Patient: So I don’t always understand, but I heard acute -

Doctor: Yeah.

Patient: On the left and then new on the right.

Doctor: That’s right.

Patient: Okay.

Doctor: That’s right.

Patient: So how do we interpret all of that?

Doctor: That there’s a little bit of progression with disease.

Patient: Okay.

Unbalanced decision-making

Patient involvement in the treatment decision is often minimal. Important aspects such as cost and patient health assessments may be omitted from the office visit, resulting in decisions being made without a patient’s perspective or input.

As shown in the earlier graphic on interactivity (Figure 1), we know that physicians tend to dominate the in-office discussion, particularly as the conversation moves into the discussion of treatment. But what we’ve uncovered through the examination of dialogue is that patients have some conversational shortcomings which allow the physician to steadily take over the conversation at this crucial point.

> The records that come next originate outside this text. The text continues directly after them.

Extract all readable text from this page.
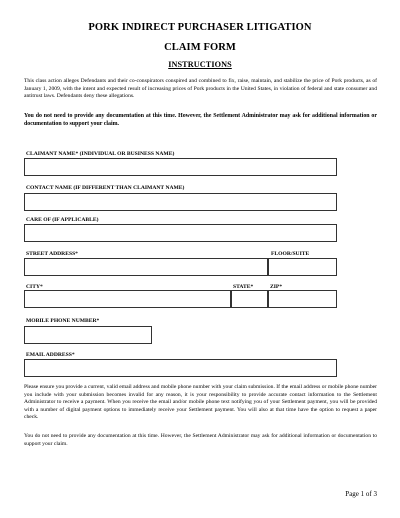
PORK INDIRECT PURCHASER LITIGATION
CLAIM FORM
INSTRUCTIONS
This class action alleges Defendants and their co-conspirators conspired and combined to fix, raise, maintain, and stabilize the price of Pork products, as of January 1, 2009, with the intent and expected result of increasing prices of Pork products in the United States, in violation of federal and state consumer and antitrust laws. Defendants deny these allegations.
You do not need to provide any documentation at this time. However, the Settlement Administrator may ask for additional information or documentation to support your claim.
CLAIMANT NAME* (INDIVIDUAL OR BUSINESS NAME)
CONTACT NAME (IF DIFFERENT THAN CLAIMANT NAME)
CARE OF (IF APPLICABLE)
STREET ADDRESS*	FLOOR/SUITE
CITY*	STATE*	ZIP*
MOBILE PHONE NUMBER*
EMAIL ADDRESS*
Please ensure you provide a current, valid email address and mobile phone number with your claim submission. If the email address or mobile phone number you include with your submission becomes invalid for any reason, it is your responsibility to provide accurate contact information to the Settlement Administrator to receive a payment. When you receive the email and/or mobile phone text notifying you of your Settlement payment, you will be provided with a number of digital payment options to immediately receive your Settlement payment. You will also at that time have the option to request a paper check.
You do not need to provide any documentation at this time. However, the Settlement Administrator may ask for additional information or documentation to support your claim.
Page 1 of 3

  • Patients are unsure of their role in decision-making and are uncertain of how to show ownership of their condition.
  • While patients are financially responsible for treatment, cost discussions are largely initiated and guided by physicians.
  • Patients’ knowledge and understanding of treatment options is often limited across therapeutic categories, leaving the physician to make the decision.

The following dialogue example shows the patient’s relinquishing of decision-making power to the doctor, a common occurrence which acts as a barrier to patient-centered decision-making:

Doctor: I’m thinking about adding a second medication in addition to the two tabs of Flomax that you’re taking now. What do you think?

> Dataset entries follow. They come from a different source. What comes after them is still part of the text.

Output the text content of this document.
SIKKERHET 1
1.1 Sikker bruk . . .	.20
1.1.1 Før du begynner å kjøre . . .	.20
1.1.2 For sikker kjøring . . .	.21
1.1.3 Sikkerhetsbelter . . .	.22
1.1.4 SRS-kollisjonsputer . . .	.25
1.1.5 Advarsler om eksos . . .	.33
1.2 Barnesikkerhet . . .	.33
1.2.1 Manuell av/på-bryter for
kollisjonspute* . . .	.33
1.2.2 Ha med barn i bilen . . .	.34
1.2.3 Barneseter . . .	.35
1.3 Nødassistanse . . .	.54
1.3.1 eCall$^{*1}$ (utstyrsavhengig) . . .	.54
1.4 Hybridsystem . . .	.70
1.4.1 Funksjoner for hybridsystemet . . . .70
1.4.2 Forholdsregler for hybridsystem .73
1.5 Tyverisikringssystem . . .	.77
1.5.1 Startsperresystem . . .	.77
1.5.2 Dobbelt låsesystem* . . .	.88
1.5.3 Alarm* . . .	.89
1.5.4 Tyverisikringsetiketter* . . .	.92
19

Patient: Well, you’re the doctor.

Doctor: Okay, I’d like to recommend that.

Improve the outcomes

By understanding the top conversational gaps that occur within exam-room conversations, researchers are able to develop solutions that effectively address the gaps and improve the overall experience and outcomes of office visits. One approach is to incorporate the natural language of physicians and patients and respectfully bring together the agendas and roles of both physicians and patients. This also addresses the underlying attitudes and beliefs of both participants and can help guide them to decisions that are mutually satisfying.

The landscape and role of market research is constantly evolving, challenging the entire industry to provide new and innovative thinking to support key business objectives. Now more than ever, research teams are tasked to deliver unique customer insights faster and with less resources. New ethnographic methods such as in-office dialogue research offer the unscripted voice of customers and the ability to reach patient types and geographies not able or likely to participate in facility research. This insight into real, unaided dialogue between physicians and patients can help identify the tipping points that drive exam-room behavior, allowing for even more effective support of the goals of the health care industry.